HD 6114

Observation data Epoch J2000.0 Equinox ICRS
- Constellation: Andromeda
- Right ascension: 01^{h} 03^{m} 01.54722^{s}
- Declination: +47° 22′ 34.1796″
- Apparent magnitude (V): 6.76
- Right ascension: 01^{h} 03^{m} 01.55854^{s}
- Declination: +47° 22′ 33.0207″
- Apparent magnitude (V): 8.07

Characteristics
- Spectral type: A9 V
- Apparent magnitude (V): 6.46
- B−V color index: 0.248±0.012

Astrometry

HD 6114 A
- Radial velocity (R_{v}): +2.4±2.8 km/s
- Proper motion (μ): RA: 87.411±0.040 mas/yr Dec.: −15.153±0.024 mas/yr
- Parallax (π): 9.2058±0.0392 mas
- Distance: 354 ± 2 ly (108.6 ± 0.5 pc)
- Absolute magnitude (M_{V}): 1.56

HD 6114 B
- Proper motion (μ): RA: 87.190±0.103 mas/yr Dec.: −23.426±0.042 mas/yr
- Parallax (π): 9.4797±0.0651 mas
- Distance: 344 ± 2 ly (105.5 ± 0.7 pc)

Orbit
- Period (P): 450 yr
- Semi-major axis (a): 0.816″
- Eccentricity (e): 0.80
- Inclination (i): 87.0°
- Longitude of the node (Ω): 176.7°
- Periastron epoch (T): 1902.0
- Argument of periastron (ω) (secondary): 180°

Details

HD 6114 A
- Mass: 1.65 M_{☉}
- Luminosity: 21.2+3.5 −3.0 L_{☉}
- Surface gravity (log g): 4.03±0.14 cgs
- Temperature: 7,611±259 K
- Rotational velocity (v sin i): 149 km/s
- Age: 863 Myr
- Other designations: BD+46°243, HD 6114, HIP 4911, HR 289, SAO 36875, ADS 862, WDS J01030+4723

Database references
- SIMBAD: data

= HD 6114 =

Binary star system in the constellation Andromeda

HD 6114 is a visual binary star system in the northern constellation of Andromeda. With a combined apparent magnitude of 6.46, the star can only be seen with the naked eye by keen-eyed observers even on the best of nights. Based upon an annual parallax shift of 10.4 mas as seen from Earth's orbit, the system is located approximately 108 pc distant.

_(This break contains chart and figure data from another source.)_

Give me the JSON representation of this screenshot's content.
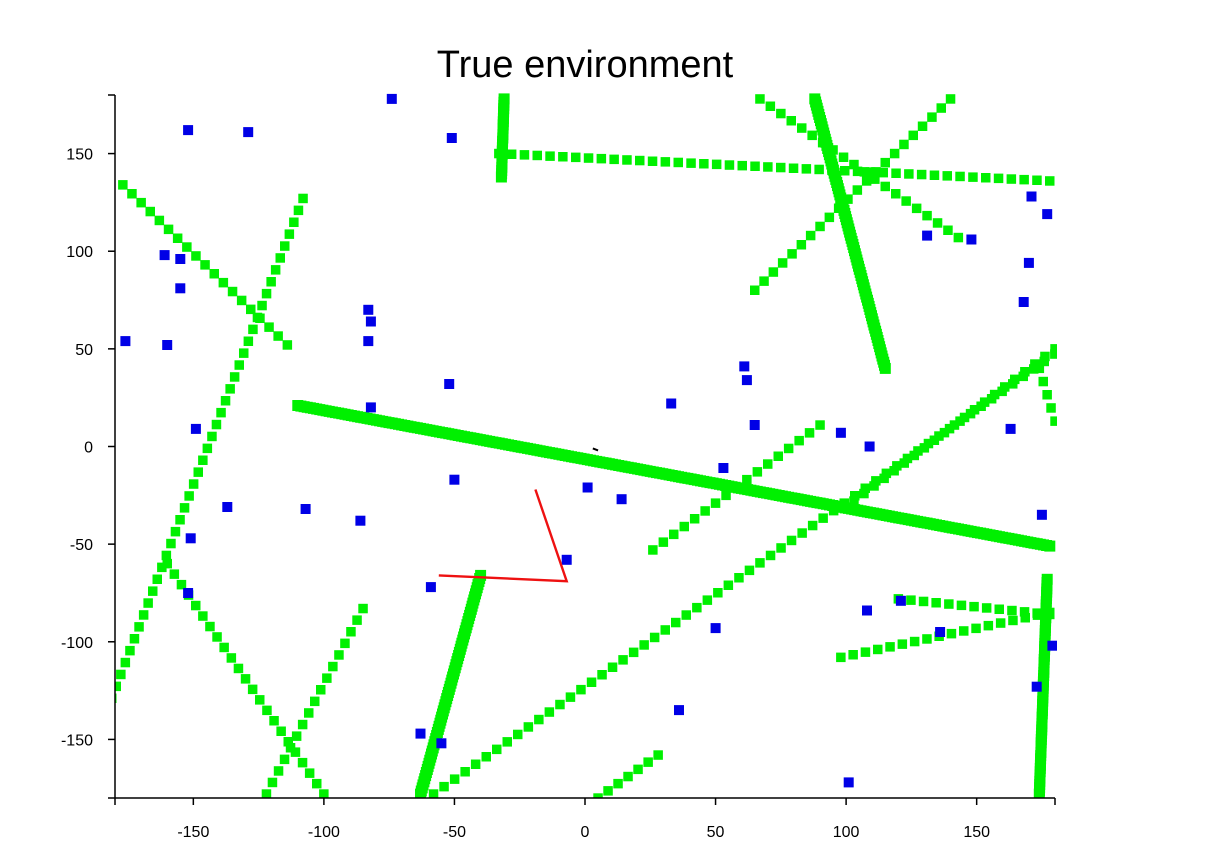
{
  "chart_data": {
    "type": "scatter",
    "title": "True environment",
    "xlabel": "",
    "ylabel": "",
    "xlim": [
      -180,
      180
    ],
    "ylim": [
      -180,
      180
    ],
    "x_ticks": [
      -150,
      -100,
      -50,
      0,
      50,
      100,
      150
    ],
    "y_ticks": [
      150,
      100,
      50,
      0,
      -50,
      -100,
      -150
    ],
    "grid": false,
    "colors": {
      "landmarks": "#0000e6",
      "walls": "#00f000",
      "path": "#ee1111",
      "heading": "#000000"
    },
    "landmarks": [
      [
        -74,
        178
      ],
      [
        -152,
        162
      ],
      [
        -129,
        161
      ],
      [
        -51,
        158
      ],
      [
        -161,
        98
      ],
      [
        -155,
        96
      ],
      [
        -155,
        81
      ],
      [
        -83,
        70
      ],
      [
        -82,
        64
      ],
      [
        -176,
        54
      ],
      [
        -160,
        52
      ],
      [
        -83,
        54
      ],
      [
        -52,
        32
      ],
      [
        -82,
        20
      ],
      [
        -149,
        9
      ],
      [
        33,
        22
      ],
      [
        61,
        41
      ],
      [
        62,
        34
      ],
      [
        65,
        11
      ],
      [
        98,
        7
      ],
      [
        109,
        0
      ],
      [
        53,
        -11
      ],
      [
        1,
        -21
      ],
      [
        14,
        -27
      ],
      [
        -50,
        -17
      ],
      [
        -137,
        -31
      ],
      [
        -107,
        -32
      ],
      [
        -86,
        -38
      ],
      [
        -151,
        -47
      ],
      [
        -7,
        -58
      ],
      [
        -59,
        -72
      ],
      [
        -152,
        -75
      ],
      [
        108,
        -84
      ],
      [
        121,
        -79
      ],
      [
        50,
        -93
      ],
      [
        136,
        -95
      ],
      [
        36,
        -135
      ],
      [
        -63,
        -147
      ],
      [
        -55,
        -152
      ],
      [
        101,
        -172
      ],
      [
        131,
        108
      ],
      [
        148,
        106
      ],
      [
        171,
        128
      ],
      [
        177,
        119
      ],
      [
        170,
        94
      ],
      [
        168,
        74
      ],
      [
        163,
        9
      ],
      [
        175,
        -35
      ],
      [
        173,
        -123
      ],
      [
        179,
        -102
      ]
    ],
    "walls": [
      {
        "from": [
          -110,
          21
        ],
        "to": [
          178,
          -51
        ],
        "thick": true
      },
      {
        "from": [
          -31,
          178
        ],
        "to": [
          -32,
          138
        ],
        "thick": true
      },
      {
        "from": [
          -33,
          150
        ],
        "to": [
          178,
          136
        ],
        "thick": false
      },
      {
        "from": [
          -177,
          134
        ],
        "to": [
          -114,
          52
        ],
        "thick": false
      },
      {
        "from": [
          -108,
          127
        ],
        "to": [
          -183,
          -135
        ],
        "thick": false
      },
      {
        "from": [
          88,
          178
        ],
        "to": [
          115,
          40
        ],
        "thick": true
      },
      {
        "from": [
          67,
          178
        ],
        "to": [
          143,
          107
        ],
        "thick": false
      },
      {
        "from": [
          140,
          178
        ],
        "to": [
          65,
          80
        ],
        "thick": false
      },
      {
        "from": [
          -160,
          -60
        ],
        "to": [
          -100,
          -178
        ],
        "thick": false
      },
      {
        "from": [
          -85,
          -83
        ],
        "to": [
          -122,
          -178
        ],
        "thick": false
      },
      {
        "from": [
          -40,
          -66
        ],
        "to": [
          -63,
          -178
        ],
        "thick": true
      },
      {
        "from": [
          188,
          55
        ],
        "to": [
          -58,
          -178
        ],
        "thick": false
      },
      {
        "from": [
          90,
          11
        ],
        "to": [
          26,
          -53
        ],
        "thick": false
      },
      {
        "from": [
          180,
          50
        ],
        "to": [
          103,
          -28
        ],
        "thick": false
      },
      {
        "from": [
          28,
          -158
        ],
        "to": [
          5,
          -180
        ],
        "thick": false
      },
      {
        "from": [
          120,
          -78
        ],
        "to": [
          178,
          -86
        ],
        "thick": false
      },
      {
        "from": [
          98,
          -108
        ],
        "to": [
          178,
          -85
        ],
        "thick": false
      },
      {
        "from": [
          177,
          -68
        ],
        "to": [
          174,
          -178
        ],
        "thick": true
      },
      {
        "from": [
          174,
          40
        ],
        "to": [
          180,
          13
        ],
        "thick": false
      }
    ],
    "path": [
      [
        -19,
        -22
      ],
      [
        -7,
        -69
      ],
      [
        -56,
        -66
      ]
    ],
    "heading_mark": [
      [
        3,
        -1
      ],
      [
        5,
        -2
      ]
    ]
  }
}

The binary nature of this system was discovered by O. Struve in 1864. It consists of a magnitude 6.76 primary component with a dimmer magnitude 8.07 secondary. As of 2015 the pair had an angular separation of 1.30 arcsecond along a position angle of 175°. The two stars orbit each other with a period of 450 years with an eccentricity of 0.80.

The primary is an A-type main-sequence star with a stellar classification of A9 V. At the estimated age of 863 million years, it is spinning rapidly with a projected rotational velocity of 149 km/s. The star has 1.65 times the mass of the Sun and is radiating 21 times the Sun's luminosity from its photosphere at an effective temperature of 7,611 K.